Wprowadzenie do służby w 1907 r.
peruwiańskich krążowników lekkich Almirante
Grau i Coronel Bolognesi
oznaczało pojawienie się nowej jakości we flotach latynoamerykańskich.
Krążowniki były, co prawda, napędzane tłokowymi maszynami parowymi, ale
posiadały pancerz burtowy i na próbach przekroczyły bez trudu prędkość 24
węzłów. Trzy lata później, Brazylia wprowadziła do służby krążowniki Bahia i Rio Grande do Sul. Choć system pancerza lokował je jeszcze w
poprzedniej epoce, to jednolita artyleria główna i napęd turbinowy były jednoznacznymi
wyznacznikami ich nowoczesności. Prędkość tych okrętów była jeszcze bardziej
szokująca, przekraczając na próbach wartość 27 węzłów. Powody do niepokoju dla
dowództwa marynarki argentyńskiej były więc aż nadto oczywiste. Najnowszy mały
krążownik, Buenos Aires miał za sobą
(w 1910 r.) już 14 lat służby, a jego aktualna prędkość ledwo przekraczała 20
węzłów i była prawie o 4 węzły mniejsza, niż w momencie oddania okrętu do
służby. Krążownik ten miał jednak wielki potencjał modernizacyjny, wynikający
głównie z wyjątkowo smukłego kadłuba, o znakomitych parametrach w zakresie
dzielności morskiej.
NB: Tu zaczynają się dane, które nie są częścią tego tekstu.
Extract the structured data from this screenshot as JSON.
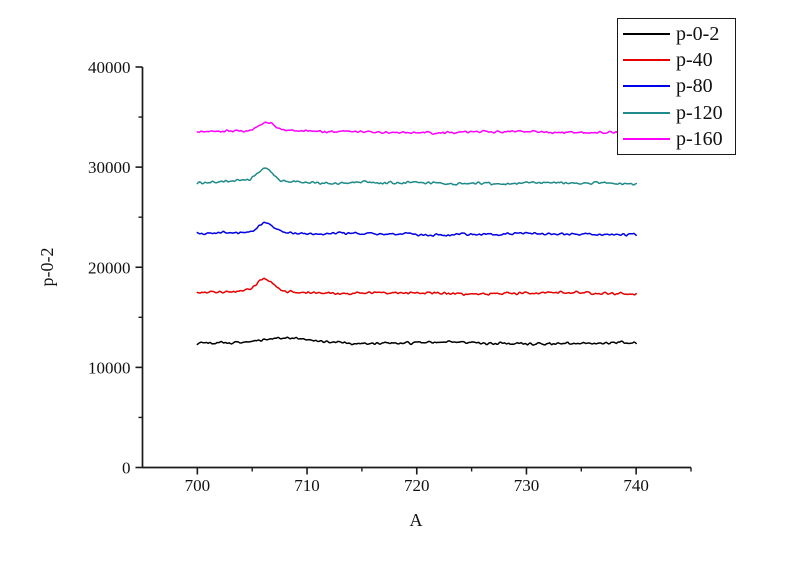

W założeniu miał z niego powstać, w wyniku głębokiej
modernizacji, krążownik szybki i silnie uzbrojony, mogący podjąć jednoczesną
konfrontację nawet z parą wskazanych wyżej krążowników peruwiańskich, czy
brazylijskich. Plany przebudowy opracowała niemiecka stocznia Germania w
Kilonii, która właśnie realizowała dla ARA budowę 2 nowoczesnych niszczycieli
klasy Catamarca. Podpisany
kontrakt zabezpieczał przebudowywany okręt przed możliwością rekwizycji, gdyż
stocznia musiała wpłacić, na wskazane konto bankowe, bardzo wysokie wadium,
które podlegało zwrotowi dopiero po przekazaniu krążownika zleceniodawcy.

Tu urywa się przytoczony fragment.